Sachant que les Augustines ne pouvaient plus s’occuper des enfants abandonnés, les autorités religieuses voulaient intervenir avant la fin des engagements de l’Hôtel-Dieu. C’est pourquoi, en 1848, Mgr Pierre Flavien Turgeon demande aux Sœurs de la Charité de Montréal de poursuivre l’œuvre des Augustines en créant un orphelinat à Québec. C’est en 1849 que mère Marcelle Mallet arrive à Québec pour répondre à l’appel pressant de Mgr Turgeon.
Remerciements
Nous tenons à remercier Claude Kaufholtz-Couture de nous avoir permis de diffuser son travail. Soulignons que le présent texte de présentation s’inspire de son rapport de recherche. Merci également à Michel Simard pour sa contribution à ce projet.
Bibliographie
COUTURE, Béatrice, Enfants abandonnés, enfants accueillis!. Blogue, avril 2025. (Consulté le 7 juillet 2025)
GOUBEAU, Dominique et Claire O’NEIL, « L’adoption, l’Église et l’État », dans Renée Joyal (dir.), L’évolution de la protection de l’enfance au Québec – Entre surveillance et compassion, Montréal, Presses de l’Université du Québec, 2000, p. 109-142.

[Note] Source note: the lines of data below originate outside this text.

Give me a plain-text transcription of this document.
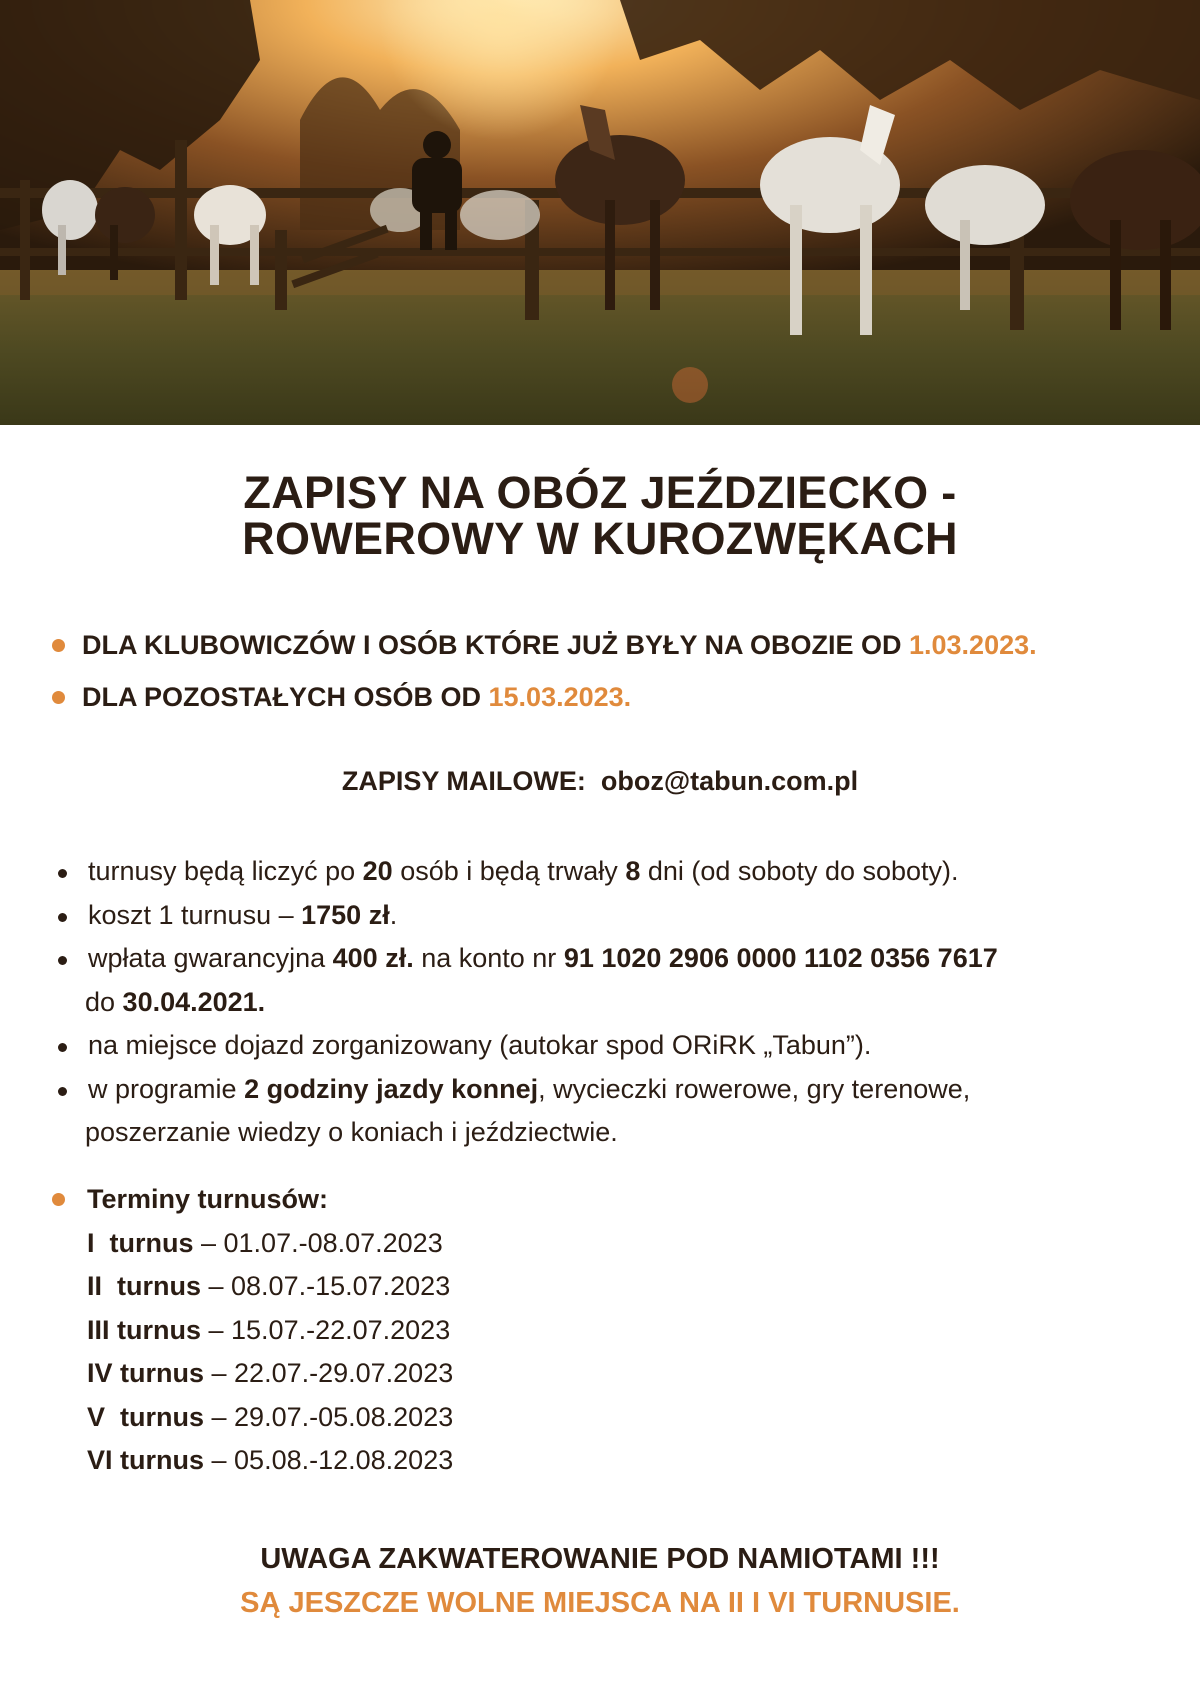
ZAPISY NA OBÓZ JEŹDZIECKO -
ROWEROWY W KUROZWĘKACH
DLA KLUBOWICZÓW I OSÓB KTÓRE JUŻ BYŁY NA OBOZIE OD 1.03.2023.
DLA POZOSTAŁYCH OSÓB OD 15.03.2023.
ZAPISY MAILOWE: oboz@tabun.com.pl
turnusy będą liczyć po 20 osób i będą trwały 8 dni (od soboty do soboty).
koszt 1 turnusu – 1750 zł.
wpłata gwarancyjna 400 zł. na konto nr 91 1020 2906 0000 1102 0356 7617
do 30.04.2021.
na miejsce dojazd zorganizowany (autokar spod ORiRK „Tabun”).
w programie 2 godziny jazdy konnej, wycieczki rowerowe, gry terenowe,
poszerzanie wiedzy o koniach i jeździectwie.
Terminy turnusów:
I  turnus – 01.07.-08.07.2023
II  turnus – 08.07.-15.07.2023
III turnus – 15.07.-22.07.2023
IV turnus – 22.07.-29.07.2023
V  turnus – 29.07.-05.08.2023
VI turnus – 05.08.-12.08.2023
UWAGA ZAKWATEROWANIE POD NAMIOTAMI !!!
SĄ JESZCZE WOLNE MIEJSCA NA II I VI TURNUSIE.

KAUFHOLTZ-COUTURE, Claude, Biographies des enfants abandonnés du tour de l‘Hôtel-Dieu de Québec entre 1800 et 1845, Rapport de recherche, 2014, 432 p.
MATHIEU, Lise, Étude de la législation sociale du Bas-Canada, 1760-1840, Thèse présentée pour la maîtrise à l’École de service social, Faculté des sciences sociales, Université Laval, le 15 mai 1953.
[1] Le tour, appelé aussi tour d’abandon, est un dispositif permettant de laisser de façon anonyme un bébé pour qu’il soit pris en charge par une institution de bienfaisance, généralement une communauté religieuse. Aujourd’hui, on utilise le terme boîte à bébé.